Open-Access: This article is an open-access article that was selected by an in-house editor and fully peer-reviewed by external reviewers. It is distributed in accordance with the Creative Commons Attribution Non-Commercial (CC BY-NC 4.0) license, which permits others to distribute, remix, adapt, build upon this work non-commercially, and license their derivative works on different terms, provided the original work is properly cited and the use is non-commercial. See: https://creativecommons.org/Licenses/by-nc/4.0/
Corresponding author: Ligia Y Sassaki, MD, PhD, Professor, Research Associate, Department of Internal Medicine, Medical School, São Paulo State University, Av. Prof. Montenegro-Distrito de, Botucatu-SP, Botucatu 18618-686, São Paulo, Brazil. ligia.sassaki@unesp.br
Received: October 7, 2024 Revised: November 1, 2024 Accepted: November 13, 2024 Published online: January 7, 2025 Processing time: 62 Days and 14.6 Hours
Abstract
In this article, we explored the role of adipose tissue, especially mesenteric adipose tissue and creeping fat, and its association with the gut microbiota in the pathophysiology and progression of Crohn’s disease (CD).

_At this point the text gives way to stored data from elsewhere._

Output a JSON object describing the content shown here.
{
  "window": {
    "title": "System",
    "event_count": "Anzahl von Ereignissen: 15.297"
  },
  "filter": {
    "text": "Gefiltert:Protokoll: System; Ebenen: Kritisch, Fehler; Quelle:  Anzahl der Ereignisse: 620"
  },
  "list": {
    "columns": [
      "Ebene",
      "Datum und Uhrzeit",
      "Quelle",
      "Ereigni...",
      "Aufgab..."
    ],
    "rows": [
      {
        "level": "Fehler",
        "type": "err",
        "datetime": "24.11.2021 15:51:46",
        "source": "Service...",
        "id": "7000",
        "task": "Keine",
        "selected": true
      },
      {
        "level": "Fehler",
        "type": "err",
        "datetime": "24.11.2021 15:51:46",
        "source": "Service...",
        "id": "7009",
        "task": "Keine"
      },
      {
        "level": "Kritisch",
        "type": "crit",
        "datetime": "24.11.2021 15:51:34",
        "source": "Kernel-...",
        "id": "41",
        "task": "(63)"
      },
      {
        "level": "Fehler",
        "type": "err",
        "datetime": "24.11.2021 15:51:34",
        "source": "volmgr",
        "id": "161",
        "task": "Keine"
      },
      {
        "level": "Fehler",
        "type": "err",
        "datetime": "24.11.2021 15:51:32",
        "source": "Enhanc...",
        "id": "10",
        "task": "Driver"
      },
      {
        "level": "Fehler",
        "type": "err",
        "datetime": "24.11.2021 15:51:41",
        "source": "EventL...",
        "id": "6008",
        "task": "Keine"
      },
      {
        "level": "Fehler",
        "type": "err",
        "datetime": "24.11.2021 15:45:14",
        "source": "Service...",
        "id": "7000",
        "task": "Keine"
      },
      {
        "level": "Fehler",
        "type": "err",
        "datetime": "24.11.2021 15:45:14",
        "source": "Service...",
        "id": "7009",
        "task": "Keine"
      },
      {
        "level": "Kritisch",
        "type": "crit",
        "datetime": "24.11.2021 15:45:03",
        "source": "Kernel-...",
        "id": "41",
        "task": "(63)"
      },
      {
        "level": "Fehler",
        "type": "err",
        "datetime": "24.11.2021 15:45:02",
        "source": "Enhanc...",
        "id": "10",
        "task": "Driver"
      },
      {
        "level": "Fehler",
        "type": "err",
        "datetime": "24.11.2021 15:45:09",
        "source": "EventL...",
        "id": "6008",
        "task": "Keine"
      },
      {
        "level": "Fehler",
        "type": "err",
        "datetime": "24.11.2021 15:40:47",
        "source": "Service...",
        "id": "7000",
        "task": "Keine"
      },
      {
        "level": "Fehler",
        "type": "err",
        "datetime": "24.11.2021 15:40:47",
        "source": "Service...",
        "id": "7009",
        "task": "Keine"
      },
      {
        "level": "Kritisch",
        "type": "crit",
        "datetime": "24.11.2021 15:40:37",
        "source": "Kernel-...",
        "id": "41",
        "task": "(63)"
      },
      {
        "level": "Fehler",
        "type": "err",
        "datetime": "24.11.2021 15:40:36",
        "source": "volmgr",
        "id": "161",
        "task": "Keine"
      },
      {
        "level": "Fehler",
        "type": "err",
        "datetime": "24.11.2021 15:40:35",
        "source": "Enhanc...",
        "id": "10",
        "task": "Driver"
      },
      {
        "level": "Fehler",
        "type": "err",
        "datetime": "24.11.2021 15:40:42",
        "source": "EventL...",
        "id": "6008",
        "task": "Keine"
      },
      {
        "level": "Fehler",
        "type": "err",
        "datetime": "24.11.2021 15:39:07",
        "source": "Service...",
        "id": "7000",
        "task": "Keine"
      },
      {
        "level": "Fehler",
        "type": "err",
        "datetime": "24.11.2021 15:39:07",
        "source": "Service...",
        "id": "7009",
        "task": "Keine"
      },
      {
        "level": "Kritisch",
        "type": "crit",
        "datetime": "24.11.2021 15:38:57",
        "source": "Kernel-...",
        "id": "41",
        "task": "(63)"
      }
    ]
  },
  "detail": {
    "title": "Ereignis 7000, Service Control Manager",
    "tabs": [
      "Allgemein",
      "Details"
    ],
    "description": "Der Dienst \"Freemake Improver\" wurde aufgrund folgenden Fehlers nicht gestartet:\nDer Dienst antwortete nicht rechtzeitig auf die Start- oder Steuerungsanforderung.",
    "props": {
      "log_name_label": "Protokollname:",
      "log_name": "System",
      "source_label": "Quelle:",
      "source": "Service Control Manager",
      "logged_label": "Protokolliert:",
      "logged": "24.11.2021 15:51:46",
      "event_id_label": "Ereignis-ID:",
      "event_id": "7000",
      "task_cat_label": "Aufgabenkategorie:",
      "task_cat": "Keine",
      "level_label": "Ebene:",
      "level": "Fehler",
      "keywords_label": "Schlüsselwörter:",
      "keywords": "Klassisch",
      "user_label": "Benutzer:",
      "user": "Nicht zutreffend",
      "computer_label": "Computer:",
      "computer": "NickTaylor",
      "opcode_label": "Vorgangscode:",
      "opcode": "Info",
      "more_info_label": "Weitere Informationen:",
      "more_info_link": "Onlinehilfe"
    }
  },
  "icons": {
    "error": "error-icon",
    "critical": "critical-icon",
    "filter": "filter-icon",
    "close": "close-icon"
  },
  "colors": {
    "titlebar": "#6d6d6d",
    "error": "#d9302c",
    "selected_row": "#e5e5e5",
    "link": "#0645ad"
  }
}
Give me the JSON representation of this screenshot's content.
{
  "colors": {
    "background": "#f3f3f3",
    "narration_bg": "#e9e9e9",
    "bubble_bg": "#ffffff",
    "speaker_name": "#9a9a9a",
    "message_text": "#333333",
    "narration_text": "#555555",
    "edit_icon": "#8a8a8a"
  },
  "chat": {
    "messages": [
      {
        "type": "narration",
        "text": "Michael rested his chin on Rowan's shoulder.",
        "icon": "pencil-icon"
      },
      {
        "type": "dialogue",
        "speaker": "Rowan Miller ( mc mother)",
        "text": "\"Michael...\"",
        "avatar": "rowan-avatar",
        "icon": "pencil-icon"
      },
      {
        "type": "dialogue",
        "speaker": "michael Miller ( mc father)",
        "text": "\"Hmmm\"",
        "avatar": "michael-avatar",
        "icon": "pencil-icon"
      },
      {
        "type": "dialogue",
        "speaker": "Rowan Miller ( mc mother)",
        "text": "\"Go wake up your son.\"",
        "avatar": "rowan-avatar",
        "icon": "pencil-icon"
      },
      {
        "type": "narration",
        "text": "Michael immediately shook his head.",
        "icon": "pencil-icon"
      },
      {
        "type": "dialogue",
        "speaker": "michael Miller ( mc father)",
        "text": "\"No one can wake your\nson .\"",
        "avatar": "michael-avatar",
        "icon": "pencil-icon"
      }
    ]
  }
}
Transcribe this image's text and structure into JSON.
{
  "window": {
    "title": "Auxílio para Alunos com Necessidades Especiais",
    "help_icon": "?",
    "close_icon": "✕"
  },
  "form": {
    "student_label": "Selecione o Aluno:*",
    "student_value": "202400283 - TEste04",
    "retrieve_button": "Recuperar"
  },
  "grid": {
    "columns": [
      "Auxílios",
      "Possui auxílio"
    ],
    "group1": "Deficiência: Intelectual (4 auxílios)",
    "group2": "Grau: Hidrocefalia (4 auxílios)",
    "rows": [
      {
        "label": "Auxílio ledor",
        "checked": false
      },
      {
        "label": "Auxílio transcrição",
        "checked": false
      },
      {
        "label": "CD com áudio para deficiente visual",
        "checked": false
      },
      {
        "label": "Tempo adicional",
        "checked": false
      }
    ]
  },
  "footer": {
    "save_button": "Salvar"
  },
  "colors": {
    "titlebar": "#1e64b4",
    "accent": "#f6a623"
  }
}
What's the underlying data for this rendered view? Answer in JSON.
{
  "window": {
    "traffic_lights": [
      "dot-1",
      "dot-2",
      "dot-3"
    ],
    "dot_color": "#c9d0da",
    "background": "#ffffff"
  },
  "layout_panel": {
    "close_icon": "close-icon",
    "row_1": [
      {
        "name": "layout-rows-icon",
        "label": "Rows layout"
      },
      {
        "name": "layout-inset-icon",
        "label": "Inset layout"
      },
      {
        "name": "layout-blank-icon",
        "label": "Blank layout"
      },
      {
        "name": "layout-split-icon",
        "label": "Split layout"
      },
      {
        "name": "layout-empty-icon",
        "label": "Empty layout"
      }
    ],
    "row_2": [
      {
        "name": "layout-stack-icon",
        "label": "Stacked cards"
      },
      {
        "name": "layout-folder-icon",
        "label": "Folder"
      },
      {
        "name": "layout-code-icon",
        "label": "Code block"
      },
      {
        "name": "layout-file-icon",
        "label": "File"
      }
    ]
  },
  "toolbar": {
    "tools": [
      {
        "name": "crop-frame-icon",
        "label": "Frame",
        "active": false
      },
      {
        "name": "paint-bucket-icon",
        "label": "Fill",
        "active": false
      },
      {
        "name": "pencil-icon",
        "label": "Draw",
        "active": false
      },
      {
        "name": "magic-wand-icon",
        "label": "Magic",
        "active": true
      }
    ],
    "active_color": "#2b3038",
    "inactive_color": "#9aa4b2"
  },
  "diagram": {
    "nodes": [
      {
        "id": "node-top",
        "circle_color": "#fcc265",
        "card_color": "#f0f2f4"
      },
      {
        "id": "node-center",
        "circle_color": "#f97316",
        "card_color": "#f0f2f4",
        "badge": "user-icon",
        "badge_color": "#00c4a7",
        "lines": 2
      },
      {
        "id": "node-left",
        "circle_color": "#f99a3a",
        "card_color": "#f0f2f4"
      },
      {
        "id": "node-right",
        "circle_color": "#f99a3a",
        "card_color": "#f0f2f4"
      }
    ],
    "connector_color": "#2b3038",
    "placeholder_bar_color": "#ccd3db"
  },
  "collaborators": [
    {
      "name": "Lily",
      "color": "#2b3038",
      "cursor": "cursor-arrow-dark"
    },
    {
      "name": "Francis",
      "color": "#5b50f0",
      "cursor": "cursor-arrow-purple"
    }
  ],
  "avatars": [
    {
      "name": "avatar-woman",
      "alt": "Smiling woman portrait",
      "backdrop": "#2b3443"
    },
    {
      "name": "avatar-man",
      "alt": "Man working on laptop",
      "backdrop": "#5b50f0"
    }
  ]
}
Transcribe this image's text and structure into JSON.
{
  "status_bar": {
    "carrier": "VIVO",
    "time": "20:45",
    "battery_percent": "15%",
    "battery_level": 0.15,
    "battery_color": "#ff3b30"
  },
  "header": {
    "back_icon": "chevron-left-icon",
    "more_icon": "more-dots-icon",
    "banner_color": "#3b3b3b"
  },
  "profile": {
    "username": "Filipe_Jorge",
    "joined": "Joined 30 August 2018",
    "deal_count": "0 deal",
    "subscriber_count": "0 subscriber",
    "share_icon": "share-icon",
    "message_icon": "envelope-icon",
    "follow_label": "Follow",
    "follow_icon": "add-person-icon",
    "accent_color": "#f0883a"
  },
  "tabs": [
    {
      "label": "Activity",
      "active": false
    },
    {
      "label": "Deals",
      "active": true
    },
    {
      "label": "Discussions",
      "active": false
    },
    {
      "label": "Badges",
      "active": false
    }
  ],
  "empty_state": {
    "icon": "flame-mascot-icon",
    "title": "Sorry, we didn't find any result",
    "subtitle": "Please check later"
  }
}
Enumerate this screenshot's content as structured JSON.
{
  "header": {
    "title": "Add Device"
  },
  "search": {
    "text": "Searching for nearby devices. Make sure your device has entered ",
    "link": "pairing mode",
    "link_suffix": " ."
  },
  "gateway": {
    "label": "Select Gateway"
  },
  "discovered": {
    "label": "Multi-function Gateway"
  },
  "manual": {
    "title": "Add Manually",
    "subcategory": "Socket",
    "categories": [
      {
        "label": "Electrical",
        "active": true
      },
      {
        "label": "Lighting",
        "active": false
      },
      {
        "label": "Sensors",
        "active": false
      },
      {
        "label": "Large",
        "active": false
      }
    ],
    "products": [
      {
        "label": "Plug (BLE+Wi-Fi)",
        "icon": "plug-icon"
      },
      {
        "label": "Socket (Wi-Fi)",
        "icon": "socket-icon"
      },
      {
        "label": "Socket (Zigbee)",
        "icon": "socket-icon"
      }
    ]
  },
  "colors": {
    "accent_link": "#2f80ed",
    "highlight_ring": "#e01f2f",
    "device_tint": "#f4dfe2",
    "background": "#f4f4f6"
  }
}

CD is a form of inflammatory bowel disease characterized by chronic inflammation of the gastrointestinal tract, influenced by genetic predisposition, gut microbiota dysbiosis, and environmental factors. Gut microbiota plays a crucial role in modulating immune response and intestinal inflammation and is associated with the onset and progression of CD. Further, visceral adipose tissue, particularly creeping fat, a mesenteric adipose tissue characterized by hypertrophy and fibrosis, has been implicated in CD pathogenesis, inflammation, and fibrosis. The bacteria from the gut microbiota may translocate into mesenteric adipose tissue, contributing to the formation of creeping fat and influencing CD progression. Although creeping fat may be a protective barrier against bacterial invasion, its expansion can damage adjacent tissues, leading to complications. Modulating gut microbiota through interventions such as fecal microbiota transplantation, probiotics, and prebiotics has shown potential in managing CD. However, more research is needed to clarify the mechanisms linking gut dysbiosis, creeping fat, and CD progression and develop targeted therapies for microbiota modulation and fat-related complications in patients with CD.
Core Tip: Crohn’s disease is associated with creeping fat accumulation, influenced by factors such as gut microbiota. Dysbiosis, characterized by an increase in proteobacteria and species such as Clostridium innocuum, contributes to mesenteric fat accumulation and exacerbates inflammation. Modulating the microbiota through individualized interventions, such as environmental exposure modifications, fecal microbiota transplantation, and probiotics and prebiotics use, may be a potential strategy to reduce intestinal inflammation and mesenteric fat proliferation, improving therapeutic outcomes. However, further research is needed to elucidate the molecular mechanisms involved and develop biomarkers to identify patients who would benefit most from these approaches, considering their individual characteristics.